Friday, November 8, 2013

Get Inspired in Seville

"Toda mi Andalucía, con sus días de oro y sus noches luminosas y transparentes, se levantó como una visión de fuego del fondo de mi alma."
- Gustavo Adolfo Bécquer

Seville viewed from the top of Las Setas.  The Giralda towers over the city.
The romantic author Bécquer was spot on when he compared Seville, Spain, his hometown, to fire:  it's colorful, passionate, constantly throbbing with music and dance, the heavy air shimmering over the Guadalquiver, as the Giralda stands witness to it all, a sentry, a guardian, a conduit to God and Heaven.

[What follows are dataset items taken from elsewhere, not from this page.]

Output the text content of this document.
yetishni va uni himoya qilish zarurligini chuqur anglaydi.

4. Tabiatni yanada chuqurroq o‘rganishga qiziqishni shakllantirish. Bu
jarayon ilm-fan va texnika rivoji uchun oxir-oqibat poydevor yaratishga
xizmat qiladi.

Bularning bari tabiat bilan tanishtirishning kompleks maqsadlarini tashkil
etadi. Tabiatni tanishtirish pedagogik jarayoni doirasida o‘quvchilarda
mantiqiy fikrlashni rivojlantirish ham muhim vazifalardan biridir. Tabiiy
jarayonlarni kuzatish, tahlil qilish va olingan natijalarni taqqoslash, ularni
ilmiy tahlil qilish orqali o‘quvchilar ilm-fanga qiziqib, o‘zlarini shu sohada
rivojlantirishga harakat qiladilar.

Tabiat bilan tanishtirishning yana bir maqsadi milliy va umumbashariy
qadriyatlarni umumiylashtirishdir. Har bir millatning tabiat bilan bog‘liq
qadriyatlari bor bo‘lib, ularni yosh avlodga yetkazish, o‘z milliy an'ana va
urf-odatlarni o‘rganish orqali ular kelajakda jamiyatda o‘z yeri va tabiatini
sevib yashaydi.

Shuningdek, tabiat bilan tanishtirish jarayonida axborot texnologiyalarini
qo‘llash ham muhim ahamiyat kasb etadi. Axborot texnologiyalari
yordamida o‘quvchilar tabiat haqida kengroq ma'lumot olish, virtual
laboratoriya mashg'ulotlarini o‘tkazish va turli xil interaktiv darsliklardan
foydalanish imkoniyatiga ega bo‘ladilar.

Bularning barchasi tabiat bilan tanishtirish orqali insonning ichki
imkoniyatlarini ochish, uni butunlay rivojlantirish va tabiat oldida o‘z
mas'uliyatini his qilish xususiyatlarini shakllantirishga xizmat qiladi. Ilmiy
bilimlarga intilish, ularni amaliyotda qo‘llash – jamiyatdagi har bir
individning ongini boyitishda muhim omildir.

Whether you're strolling through Barrio de Santa Cruz, with its whitewashed houses and winding streets, or hanging in the outskirts of Polígono Sur, a laboratory for flamenco, you're bound to find inspiration in this ancient city.

Get Inspired

First and foremost, get lost.  Tuck away your map and dive headfirst into the labyrinth that defines Santa Cruz, the oldest part in Seville.  Soon you'll find yourself drifting away from the touristy streets that sprout away from the Catedral.  Farther away, you'll find quiet neighborhoods that are no less beautiful.

A courtyard in the Álcazar, an ancient palace.
Take advantage of the history.  Founded by the Romans, inhabited by the Visigoths, conquered by the Moors, reconquered by the Catholic Monarchs, Seville is chock-full of fascinating history.  The Cathedral supposedly houses Christopher Columbus's tomb.  The Archive of the Indies has thousands of records relating to the Americas.  And don't leave without seeing the Álcazar, a beautiful sprawling palace with breathtaking gardens.

Have fun.  Though not a metropolis like Barcelona or Madrid, Seville has its fair share of bars and clubs, where you can meet very interesting people:  Spaniards, Americans, Brits, Germans, you name it.

Celebrate with the locals.  By that, I mean participate in Semana Santa and Feria, both in the spring.  They're mind-blowing in their scale; the entire city emerges, making for two exciting weeks.

Watch flamenco, and if you're up for it, attend a bullfight.  Both of these involve duende, a term which doesn't translate well into English.  Basically, it's a passion, a calling, an uncontrollable feeling that forces you to do something.  To dance.  To fight bulls.  To write.

During Feria, people flock to the giant fairgrounds dressed in traditional
flamenco garb.  They dance, drink, go on carnival rides, and have fun!